A Perugia il musicista texano - è nato a Fort Worth nel 1930 - ha proposto un organico inedito con due contrabbassi, affidati rispettivamente a Greg Cohen e a Tony Falanga (spesso impegnato con l'archetto), più la batteria del figlio Denardo. Bisogna riandare a Free Jazz (1961) con il suo doppio quartetto oppure alle edizioni del Prime Time elettrico per avere un raddoppio dei bassi. È una combinazione efficacissima, dato che Cohen è in continua propulsione (unendo senza confini accompagnamento ed assolo) mentre Falanga assume spesso il ruolo di seconda voce, con un archettato dall'impostazione classica e fremente che ricorda David Izenzon. Denardo entra ed esce dalla musica con sapiente uso ora dei piatti ora dei tom, con scansioni libere ed ariose oppure incalzanti e ripetitive, quasi robotiche. In ogni brano la tessitura tende a cambiare, con i quattro strumenti liberi di fluttuare su piani diversi - secondo i dettami dell'armolodia ornettiana - ma sempre pronti a repentine convergenze, ad esplosioni caleidoscopiche. Talvolta i due contrabbassi generano un magmatico tappeto solcato dalle scale ascendenti di Coleman, dalle sue brevi frasi saettanti; in altri casi pizzicato ed archettato creano due dimensioni complementari, magari a tempo lento e l'altosassofonista inventa fraseggi a velocità diverse.

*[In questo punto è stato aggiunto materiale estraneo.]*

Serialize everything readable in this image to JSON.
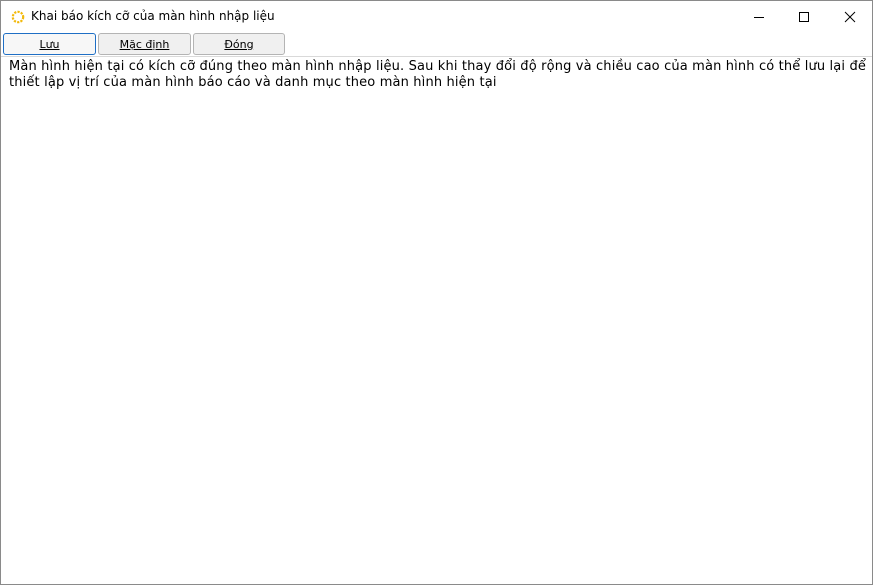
{
  "window": {
    "title": "Khai báo kích cỡ của màn hình nhập liệu",
    "icon": "sun-icon"
  },
  "toolbar": {
    "save_label": "Lưu",
    "default_label": "Mặc định",
    "close_label": "Đóng"
  },
  "content": {
    "message": "Màn hình hiện tại có kích cỡ đúng theo màn hình nhập liệu. Sau khi thay đổi độ rộng và chiều cao của màn hình có thể lưu lại để thiết lập vị trí của màn hình báo cáo và danh mục theo màn hình hiện tại"
  },
  "colors": {
    "icon_accent": "#f2b90c",
    "focus_border": "#1f6fc5"
  }
}
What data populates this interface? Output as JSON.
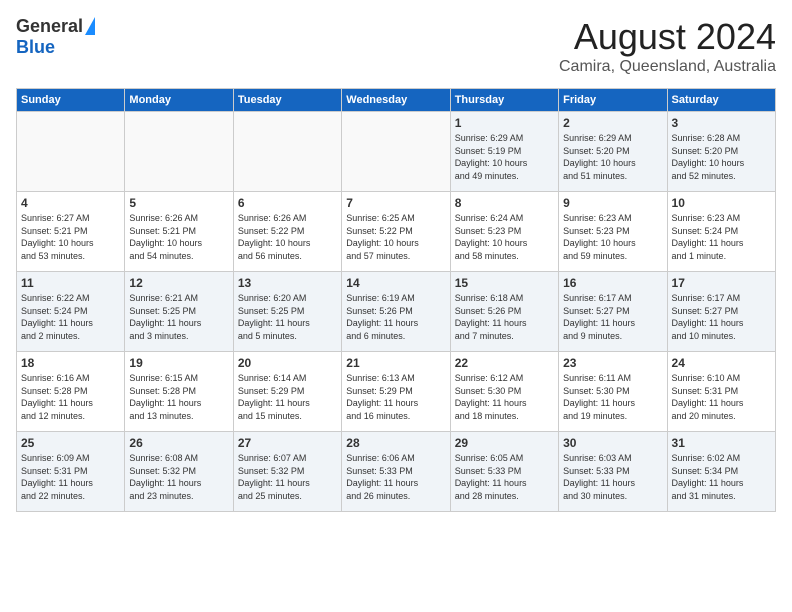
{
  "header": {
    "logo_general": "General",
    "logo_blue": "Blue",
    "month_title": "August 2024",
    "subtitle": "Camira, Queensland, Australia"
  },
  "days_of_week": [
    "Sunday",
    "Monday",
    "Tuesday",
    "Wednesday",
    "Thursday",
    "Friday",
    "Saturday"
  ],
  "weeks": [
    [
      {
        "day": "",
        "info": ""
      },
      {
        "day": "",
        "info": ""
      },
      {
        "day": "",
        "info": ""
      },
      {
        "day": "",
        "info": ""
      },
      {
        "day": "1",
        "info": "Sunrise: 6:29 AM\nSunset: 5:19 PM\nDaylight: 10 hours\nand 49 minutes."
      },
      {
        "day": "2",
        "info": "Sunrise: 6:29 AM\nSunset: 5:20 PM\nDaylight: 10 hours\nand 51 minutes."
      },
      {
        "day": "3",
        "info": "Sunrise: 6:28 AM\nSunset: 5:20 PM\nDaylight: 10 hours\nand 52 minutes."
      }
    ],
    [
      {
        "day": "4",
        "info": "Sunrise: 6:27 AM\nSunset: 5:21 PM\nDaylight: 10 hours\nand 53 minutes."
      },
      {
        "day": "5",
        "info": "Sunrise: 6:26 AM\nSunset: 5:21 PM\nDaylight: 10 hours\nand 54 minutes."
      },
      {
        "day": "6",
        "info": "Sunrise: 6:26 AM\nSunset: 5:22 PM\nDaylight: 10 hours\nand 56 minutes."
      },
      {
        "day": "7",
        "info": "Sunrise: 6:25 AM\nSunset: 5:22 PM\nDaylight: 10 hours\nand 57 minutes."
      },
      {
        "day": "8",
        "info": "Sunrise: 6:24 AM\nSunset: 5:23 PM\nDaylight: 10 hours\nand 58 minutes."
      },
      {
        "day": "9",
        "info": "Sunrise: 6:23 AM\nSunset: 5:23 PM\nDaylight: 10 hours\nand 59 minutes."
      },
      {
        "day": "10",
        "info": "Sunrise: 6:23 AM\nSunset: 5:24 PM\nDaylight: 11 hours\nand 1 minute."
      }
    ],
    [
      {
        "day": "11",
        "info": "Sunrise: 6:22 AM\nSunset: 5:24 PM\nDaylight: 11 hours\nand 2 minutes."
      },
      {
        "day": "12",
        "info": "Sunrise: 6:21 AM\nSunset: 5:25 PM\nDaylight: 11 hours\nand 3 minutes."
      },
      {
        "day": "13",
        "info": "Sunrise: 6:20 AM\nSunset: 5:25 PM\nDaylight: 11 hours\nand 5 minutes."
      },
      {
        "day": "14",
        "info": "Sunrise: 6:19 AM\nSunset: 5:26 PM\nDaylight: 11 hours\nand 6 minutes."
      },
      {
        "day": "15",
        "info": "Sunrise: 6:18 AM\nSunset: 5:26 PM\nDaylight: 11 hours\nand 7 minutes."
      },
      {
        "day": "16",
        "info": "Sunrise: 6:17 AM\nSunset: 5:27 PM\nDaylight: 11 hours\nand 9 minutes."
      },
      {
        "day": "17",
        "info": "Sunrise: 6:17 AM\nSunset: 5:27 PM\nDaylight: 11 hours\nand 10 minutes."
      }
    ],
    [
      {
        "day": "18",
        "info": "Sunrise: 6:16 AM\nSunset: 5:28 PM\nDaylight: 11 hours\nand 12 minutes."
      },
      {
        "day": "19",
        "info": "Sunrise: 6:15 AM\nSunset: 5:28 PM\nDaylight: 11 hours\nand 13 minutes."
      },
      {
        "day": "20",
        "info": "Sunrise: 6:14 AM\nSunset: 5:29 PM\nDaylight: 11 hours\nand 15 minutes."
      },
      {
        "day": "21",
        "info": "Sunrise: 6:13 AM\nSunset: 5:29 PM\nDaylight: 11 hours\nand 16 minutes."
      },
      {
        "day": "22",
        "info": "Sunrise: 6:12 AM\nSunset: 5:30 PM\nDaylight: 11 hours\nand 18 minutes."
      },
      {
        "day": "23",
        "info": "Sunrise: 6:11 AM\nSunset: 5:30 PM\nDaylight: 11 hours\nand 19 minutes."
      },
      {
        "day": "24",
        "info": "Sunrise: 6:10 AM\nSunset: 5:31 PM\nDaylight: 11 hours\nand 20 minutes."
      }
    ],
    [
      {
        "day": "25",
        "info": "Sunrise: 6:09 AM\nSunset: 5:31 PM\nDaylight: 11 hours\nand 22 minutes."
      },
      {
        "day": "26",
        "info": "Sunrise: 6:08 AM\nSunset: 5:32 PM\nDaylight: 11 hours\nand 23 minutes."
      },
      {
        "day": "27",
        "info": "Sunrise: 6:07 AM\nSunset: 5:32 PM\nDaylight: 11 hours\nand 25 minutes."
      },
      {
        "day": "28",
        "info": "Sunrise: 6:06 AM\nSunset: 5:33 PM\nDaylight: 11 hours\nand 26 minutes."
      },
      {
        "day": "29",
        "info": "Sunrise: 6:05 AM\nSunset: 5:33 PM\nDaylight: 11 hours\nand 28 minutes."
      },
      {
        "day": "30",
        "info": "Sunrise: 6:03 AM\nSunset: 5:33 PM\nDaylight: 11 hours\nand 30 minutes."
      },
      {
        "day": "31",
        "info": "Sunrise: 6:02 AM\nSunset: 5:34 PM\nDaylight: 11 hours\nand 31 minutes."
      }
    ]
  ]
}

Difficile riconoscere singoli brani perché Coleman ed i suoi musicisti ne citano ed eseguono più di una quindicina: è davvero un concentrato della produzione di Ornette con riferimenti, tra gli altri, a Song X, Mothers & Fathers, Tone Dialing, Spelling the Alphabet, Una Muy Bonita. Ispirazione dunque, ed un universo sonoro in continua evoluzione; anche il polistrumentismo di Coleman ha trovato conferma in lapidari interventi alla tromba ed in un solo episodio al violino quando si è costituito un inedito trio d'archi di folgorante bellezza. Un concerto memorabile, un rito sonoro collettivo che conferma l'attualità del jazz ornettiano.

Sempre nella serata del 13 la musica round midnight si è officiata al teatro Morlacchi (con il quartetto di Herbie Hancock), all'oratorio Santa Cecilia (con il trio di Bill Charlap arricchito da Peter e Kenny Washington) alla Bottega del Vino (con gli artisti di New Orleans Kim Prevost e Bill Solley). Appuntamento di rilievo quello con Hancock sia per la statura, indiscussa, del personaggio sia per il reincontro con il vibrafonista Bobby Hutcherson, supportati da una delle migliori ritmiche della nuova generazione: Scott Colley al contrabbasso e Terri Lyne Carrington alla batteria. Il meeting tra i due jazzisti non si è improntato alla routine, rivelandosi piuttosto dialettico e tensivo. Hancock ha lavorato sul ritmo e sugli accordi: è un musicista che tende alla complessità, alla elaborazione, molto cerebrale eppure capace di non perdere il filo del discorso sonoro e del contatto col pubblico. Hutcherson non è mai stato un virtuoso ma ha una scelta di tempo formidabile, ama mettersi in gioco, sa lavorare sulla melodia come sul ritmo con gusto sicuro. Si trattasse di I Love You, di Dolphin Dance o della chiaroscurale ballad del vibrafonista November, il quartetto ha dato sempre il meglio in un clima creativamente e positivamente teso. L'attesa degli appassionati si appunta adesso su Sonny Rollins (domani all'Arena Santa Giuliana).